Looking everywhere for cash, a frantic Greek government is reportedly ready to scrap the tax-free threshold of 5,000 euros, or $6,561 a year and make the desperately poor pay taxes for the first time.
The level had been reduced to 12,000 euros, or $15,747 previously, but the government now said it needs the $1.96 billion a year that could be saved by taxing everyone.
Greece’s statistics agency has estimated that there are nearly two million people, or almost 20 percent of the population, now living under the poverty line, a number that increases daily with almost another two million people out of work and hundreds of stores closing every week in a deep recession and desperate economic crisis.
Hit by relentless pay cuts, tax hikes and slashed pensions demanded by international lenders to keep rescue loans coming, Greeks are increasingly finding ways to evade taxes, which has already cost the government $70 billion, a bill that’s rising by $15 billion a year.
A recent Finance Ministry report found that of 779,319 self-employed people and freelancers, some 457,386 – or nearly 60 percent – declared they made under the 12,000 euros threshold, including most every professional profession, fueling speculation that Greeks are trying to evade taxes every way they can.
There is fury too that workers, pensioners and the poor are carrying the burden while many Greeks believe that politicians and the rich have secret bank accounts in Switzerland and offshore banks to avoid taxes. The Swiss Banking Association has just refused to release the names of Greeks with accounts in that country, despite a request from 300 Greek politicians and their spouses who said they want to prove they are not hiding assets in violation of the law.
Greece’s lenders, the Troika of the European Union-International Monetary Fund-European Central Bank (EU-IMF-ECB) which is putting up $325 billion in bailouts, has proposed there be only four tax brackets:

  • 18 percent for those making 0-22,000 euros
  • 35 percent for 22-45,000 euros
  • 40 percent for 45-100,000 euros
  • 45 percent for over 100,000 euros

Prime Minister Antonis Samaras, the New Democracy Conservative leader, is struggling to get his reluctant coalition partners, the PASOK Socialists of Evangelos Venizelos and the tiny Democratic Left of Fotis Kouvelis, to renege on campaign pledges before the June 17 election in which they vowed to protect the poor and vulnerable. The government is planning another $14.6 billion in cuts, aimed primarily at workers, pensioners and the poor.

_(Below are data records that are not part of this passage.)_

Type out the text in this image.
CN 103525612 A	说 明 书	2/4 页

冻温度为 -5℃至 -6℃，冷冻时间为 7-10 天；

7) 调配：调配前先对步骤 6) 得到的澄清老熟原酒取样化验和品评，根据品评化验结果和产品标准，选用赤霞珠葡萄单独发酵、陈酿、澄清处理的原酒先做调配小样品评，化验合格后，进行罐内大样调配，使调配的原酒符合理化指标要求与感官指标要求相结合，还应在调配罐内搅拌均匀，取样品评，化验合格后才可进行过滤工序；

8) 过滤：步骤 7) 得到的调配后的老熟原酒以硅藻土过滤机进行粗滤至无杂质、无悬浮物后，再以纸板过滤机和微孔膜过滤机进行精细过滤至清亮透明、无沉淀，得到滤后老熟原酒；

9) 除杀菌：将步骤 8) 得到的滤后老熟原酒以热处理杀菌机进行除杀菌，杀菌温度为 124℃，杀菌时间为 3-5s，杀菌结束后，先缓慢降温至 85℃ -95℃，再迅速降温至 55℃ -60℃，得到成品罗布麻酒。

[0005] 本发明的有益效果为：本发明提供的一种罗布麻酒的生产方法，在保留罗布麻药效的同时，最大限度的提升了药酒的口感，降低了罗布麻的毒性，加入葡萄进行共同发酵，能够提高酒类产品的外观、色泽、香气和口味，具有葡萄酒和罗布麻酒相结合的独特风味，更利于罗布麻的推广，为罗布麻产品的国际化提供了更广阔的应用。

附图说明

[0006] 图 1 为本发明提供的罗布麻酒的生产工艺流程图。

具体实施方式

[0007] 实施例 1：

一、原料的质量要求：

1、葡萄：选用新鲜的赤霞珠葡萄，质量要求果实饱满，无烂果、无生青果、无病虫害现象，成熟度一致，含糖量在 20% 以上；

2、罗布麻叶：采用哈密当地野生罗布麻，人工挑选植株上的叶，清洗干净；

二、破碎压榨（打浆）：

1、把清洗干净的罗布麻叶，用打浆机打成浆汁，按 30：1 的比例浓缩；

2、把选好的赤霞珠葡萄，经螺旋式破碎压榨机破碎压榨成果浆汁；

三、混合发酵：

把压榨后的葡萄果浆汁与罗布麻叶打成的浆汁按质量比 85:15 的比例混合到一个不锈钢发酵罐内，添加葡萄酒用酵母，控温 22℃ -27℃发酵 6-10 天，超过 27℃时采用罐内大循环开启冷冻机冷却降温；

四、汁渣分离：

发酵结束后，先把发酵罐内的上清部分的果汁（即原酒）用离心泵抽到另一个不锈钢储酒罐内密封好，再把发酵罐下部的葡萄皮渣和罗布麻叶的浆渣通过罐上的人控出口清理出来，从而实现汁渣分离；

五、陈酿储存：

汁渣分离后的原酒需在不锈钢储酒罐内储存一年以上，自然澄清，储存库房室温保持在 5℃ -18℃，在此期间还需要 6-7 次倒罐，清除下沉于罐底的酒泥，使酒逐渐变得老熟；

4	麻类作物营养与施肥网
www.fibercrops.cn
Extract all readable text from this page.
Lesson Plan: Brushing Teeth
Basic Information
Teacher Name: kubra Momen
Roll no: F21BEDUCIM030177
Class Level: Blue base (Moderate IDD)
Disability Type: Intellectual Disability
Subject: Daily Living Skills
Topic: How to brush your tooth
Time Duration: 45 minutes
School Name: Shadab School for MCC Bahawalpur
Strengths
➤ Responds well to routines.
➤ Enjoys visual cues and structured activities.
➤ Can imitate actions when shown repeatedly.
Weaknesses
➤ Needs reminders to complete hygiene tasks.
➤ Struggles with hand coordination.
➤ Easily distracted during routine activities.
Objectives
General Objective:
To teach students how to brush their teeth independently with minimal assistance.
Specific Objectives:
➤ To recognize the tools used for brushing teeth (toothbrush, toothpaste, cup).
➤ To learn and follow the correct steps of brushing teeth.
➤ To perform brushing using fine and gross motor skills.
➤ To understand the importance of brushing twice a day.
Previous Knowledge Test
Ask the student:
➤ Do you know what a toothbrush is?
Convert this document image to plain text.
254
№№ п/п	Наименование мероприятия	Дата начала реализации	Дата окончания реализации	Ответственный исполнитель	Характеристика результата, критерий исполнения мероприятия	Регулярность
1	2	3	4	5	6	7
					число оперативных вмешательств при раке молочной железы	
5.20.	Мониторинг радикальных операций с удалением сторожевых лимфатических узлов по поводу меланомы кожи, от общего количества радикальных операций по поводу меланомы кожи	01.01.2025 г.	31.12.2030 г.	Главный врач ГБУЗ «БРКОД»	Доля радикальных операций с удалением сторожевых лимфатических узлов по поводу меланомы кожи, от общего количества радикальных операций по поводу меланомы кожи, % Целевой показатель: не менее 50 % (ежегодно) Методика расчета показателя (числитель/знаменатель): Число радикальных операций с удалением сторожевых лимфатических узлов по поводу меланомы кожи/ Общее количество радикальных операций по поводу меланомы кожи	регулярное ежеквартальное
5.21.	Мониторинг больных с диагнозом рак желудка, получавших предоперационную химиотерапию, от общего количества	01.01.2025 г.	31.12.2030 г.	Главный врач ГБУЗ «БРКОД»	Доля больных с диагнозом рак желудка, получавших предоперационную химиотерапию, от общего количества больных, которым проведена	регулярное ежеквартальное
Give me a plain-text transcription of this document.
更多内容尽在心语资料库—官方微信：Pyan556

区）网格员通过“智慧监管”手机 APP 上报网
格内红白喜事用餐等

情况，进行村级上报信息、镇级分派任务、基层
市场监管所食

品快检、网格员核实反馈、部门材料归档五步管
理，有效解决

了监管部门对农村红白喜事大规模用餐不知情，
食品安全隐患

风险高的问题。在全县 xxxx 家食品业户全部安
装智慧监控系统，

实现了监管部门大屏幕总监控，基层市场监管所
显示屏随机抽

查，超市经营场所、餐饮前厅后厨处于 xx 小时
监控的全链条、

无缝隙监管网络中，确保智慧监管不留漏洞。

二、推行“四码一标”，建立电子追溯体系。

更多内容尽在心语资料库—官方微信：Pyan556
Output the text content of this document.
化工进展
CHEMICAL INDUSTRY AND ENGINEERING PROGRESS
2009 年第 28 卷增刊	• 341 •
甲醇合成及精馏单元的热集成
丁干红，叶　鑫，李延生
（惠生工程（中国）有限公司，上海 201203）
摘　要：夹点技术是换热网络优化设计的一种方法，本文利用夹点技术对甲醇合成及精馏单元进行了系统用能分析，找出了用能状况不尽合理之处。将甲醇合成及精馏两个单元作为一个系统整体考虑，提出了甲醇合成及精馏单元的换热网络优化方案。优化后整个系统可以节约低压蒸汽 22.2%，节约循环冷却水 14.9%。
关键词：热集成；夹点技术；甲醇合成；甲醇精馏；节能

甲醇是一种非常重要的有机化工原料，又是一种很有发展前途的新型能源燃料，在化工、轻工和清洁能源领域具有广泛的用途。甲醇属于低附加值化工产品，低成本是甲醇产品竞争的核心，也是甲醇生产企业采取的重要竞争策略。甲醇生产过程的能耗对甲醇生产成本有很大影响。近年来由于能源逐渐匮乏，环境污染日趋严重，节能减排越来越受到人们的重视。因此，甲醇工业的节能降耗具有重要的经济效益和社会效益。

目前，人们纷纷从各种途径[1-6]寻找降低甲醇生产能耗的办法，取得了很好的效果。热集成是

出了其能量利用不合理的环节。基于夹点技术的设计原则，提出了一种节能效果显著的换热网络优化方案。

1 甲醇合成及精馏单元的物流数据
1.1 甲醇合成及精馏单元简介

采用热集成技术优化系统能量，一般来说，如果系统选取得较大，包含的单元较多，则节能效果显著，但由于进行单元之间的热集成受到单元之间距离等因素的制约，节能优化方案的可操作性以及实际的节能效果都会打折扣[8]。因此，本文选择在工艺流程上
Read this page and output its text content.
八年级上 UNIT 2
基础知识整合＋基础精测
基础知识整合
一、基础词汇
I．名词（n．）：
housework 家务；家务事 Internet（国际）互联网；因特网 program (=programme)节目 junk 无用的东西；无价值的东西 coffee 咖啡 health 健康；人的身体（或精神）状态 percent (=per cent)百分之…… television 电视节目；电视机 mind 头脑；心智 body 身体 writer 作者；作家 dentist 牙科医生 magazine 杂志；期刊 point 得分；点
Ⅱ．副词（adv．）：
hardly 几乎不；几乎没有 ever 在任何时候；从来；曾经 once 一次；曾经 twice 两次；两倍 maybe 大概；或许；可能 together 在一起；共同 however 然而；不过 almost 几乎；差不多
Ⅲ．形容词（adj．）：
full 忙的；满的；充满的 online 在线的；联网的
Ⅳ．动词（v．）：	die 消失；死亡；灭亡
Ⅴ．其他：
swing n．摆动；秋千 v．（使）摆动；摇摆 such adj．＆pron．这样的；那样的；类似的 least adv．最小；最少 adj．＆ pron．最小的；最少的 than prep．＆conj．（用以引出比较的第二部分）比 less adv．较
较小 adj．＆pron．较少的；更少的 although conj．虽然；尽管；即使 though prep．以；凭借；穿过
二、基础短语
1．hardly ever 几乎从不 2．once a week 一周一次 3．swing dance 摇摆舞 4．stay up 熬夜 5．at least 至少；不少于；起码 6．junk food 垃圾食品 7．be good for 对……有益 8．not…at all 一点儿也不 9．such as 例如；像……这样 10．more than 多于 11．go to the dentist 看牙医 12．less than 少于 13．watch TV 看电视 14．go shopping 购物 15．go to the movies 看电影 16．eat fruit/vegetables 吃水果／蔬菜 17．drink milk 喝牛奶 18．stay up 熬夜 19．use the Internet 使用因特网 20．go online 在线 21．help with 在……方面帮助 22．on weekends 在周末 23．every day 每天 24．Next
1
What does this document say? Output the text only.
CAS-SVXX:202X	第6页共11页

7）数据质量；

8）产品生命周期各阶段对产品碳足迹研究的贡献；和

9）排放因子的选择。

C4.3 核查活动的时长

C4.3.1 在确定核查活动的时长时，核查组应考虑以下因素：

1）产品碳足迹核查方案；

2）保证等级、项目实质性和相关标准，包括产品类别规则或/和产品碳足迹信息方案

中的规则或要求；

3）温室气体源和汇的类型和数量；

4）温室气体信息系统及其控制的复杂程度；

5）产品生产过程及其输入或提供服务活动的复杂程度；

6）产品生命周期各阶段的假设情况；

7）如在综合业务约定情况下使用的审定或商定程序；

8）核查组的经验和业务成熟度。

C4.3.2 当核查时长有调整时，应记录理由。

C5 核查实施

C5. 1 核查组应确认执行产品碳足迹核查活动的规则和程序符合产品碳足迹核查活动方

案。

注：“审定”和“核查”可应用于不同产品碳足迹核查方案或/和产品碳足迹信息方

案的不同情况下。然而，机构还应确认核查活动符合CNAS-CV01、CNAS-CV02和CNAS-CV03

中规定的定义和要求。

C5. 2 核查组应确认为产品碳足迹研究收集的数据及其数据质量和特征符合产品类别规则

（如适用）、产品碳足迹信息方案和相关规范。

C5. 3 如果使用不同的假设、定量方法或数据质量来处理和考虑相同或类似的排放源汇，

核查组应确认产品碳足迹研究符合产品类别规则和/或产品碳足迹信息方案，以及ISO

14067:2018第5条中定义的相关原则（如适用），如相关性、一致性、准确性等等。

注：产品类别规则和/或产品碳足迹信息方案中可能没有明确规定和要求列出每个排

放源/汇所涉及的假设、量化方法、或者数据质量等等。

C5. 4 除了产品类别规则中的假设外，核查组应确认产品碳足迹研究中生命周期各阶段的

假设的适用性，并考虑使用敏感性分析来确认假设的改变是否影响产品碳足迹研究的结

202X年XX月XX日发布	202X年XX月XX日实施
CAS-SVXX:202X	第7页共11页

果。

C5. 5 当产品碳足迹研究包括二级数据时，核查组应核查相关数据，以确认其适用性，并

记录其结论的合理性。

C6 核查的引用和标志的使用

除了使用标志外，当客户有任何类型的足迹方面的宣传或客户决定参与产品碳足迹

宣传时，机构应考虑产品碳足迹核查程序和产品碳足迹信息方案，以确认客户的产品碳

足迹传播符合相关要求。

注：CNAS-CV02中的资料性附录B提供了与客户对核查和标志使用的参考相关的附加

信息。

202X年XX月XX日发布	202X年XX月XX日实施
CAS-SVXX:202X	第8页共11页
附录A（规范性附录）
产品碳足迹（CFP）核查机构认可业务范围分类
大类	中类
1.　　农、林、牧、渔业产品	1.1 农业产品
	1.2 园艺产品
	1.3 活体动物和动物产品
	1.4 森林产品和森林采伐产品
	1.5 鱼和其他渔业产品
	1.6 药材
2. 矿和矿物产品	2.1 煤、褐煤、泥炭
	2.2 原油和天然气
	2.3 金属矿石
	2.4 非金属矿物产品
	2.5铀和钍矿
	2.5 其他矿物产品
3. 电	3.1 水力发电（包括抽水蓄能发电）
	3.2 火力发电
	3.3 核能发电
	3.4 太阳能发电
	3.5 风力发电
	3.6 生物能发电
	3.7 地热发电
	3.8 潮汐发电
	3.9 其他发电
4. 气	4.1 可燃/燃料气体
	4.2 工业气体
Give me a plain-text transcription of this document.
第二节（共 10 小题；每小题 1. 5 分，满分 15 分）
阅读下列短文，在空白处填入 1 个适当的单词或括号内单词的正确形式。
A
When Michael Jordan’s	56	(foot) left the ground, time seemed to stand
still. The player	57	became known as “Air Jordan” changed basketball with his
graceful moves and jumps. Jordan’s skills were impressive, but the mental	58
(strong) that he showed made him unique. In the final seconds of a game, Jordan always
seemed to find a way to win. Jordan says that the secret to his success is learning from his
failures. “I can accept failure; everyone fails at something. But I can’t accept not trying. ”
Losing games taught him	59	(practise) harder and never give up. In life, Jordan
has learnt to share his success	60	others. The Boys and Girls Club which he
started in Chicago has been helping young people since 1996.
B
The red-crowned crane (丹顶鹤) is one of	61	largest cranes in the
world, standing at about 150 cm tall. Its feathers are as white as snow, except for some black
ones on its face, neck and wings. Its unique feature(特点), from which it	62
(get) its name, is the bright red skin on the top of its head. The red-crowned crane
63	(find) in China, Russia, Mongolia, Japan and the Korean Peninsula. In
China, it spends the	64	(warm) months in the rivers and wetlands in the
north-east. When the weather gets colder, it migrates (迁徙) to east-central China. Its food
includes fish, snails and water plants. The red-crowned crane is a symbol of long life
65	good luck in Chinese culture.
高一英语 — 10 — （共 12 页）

Venizelos, who as finance minister in a previous PASOK government that fell last year after constant protests, strikes and riots against pay cuts, tax hikes and slashed pensions, had doubled income and property taxes and was the one who lowered the tax-free threshold to 12,000 euros, but now is said to be trying frantically to distance himself from more harsh measures as his party’s popularity has plummeted to only 8 percent.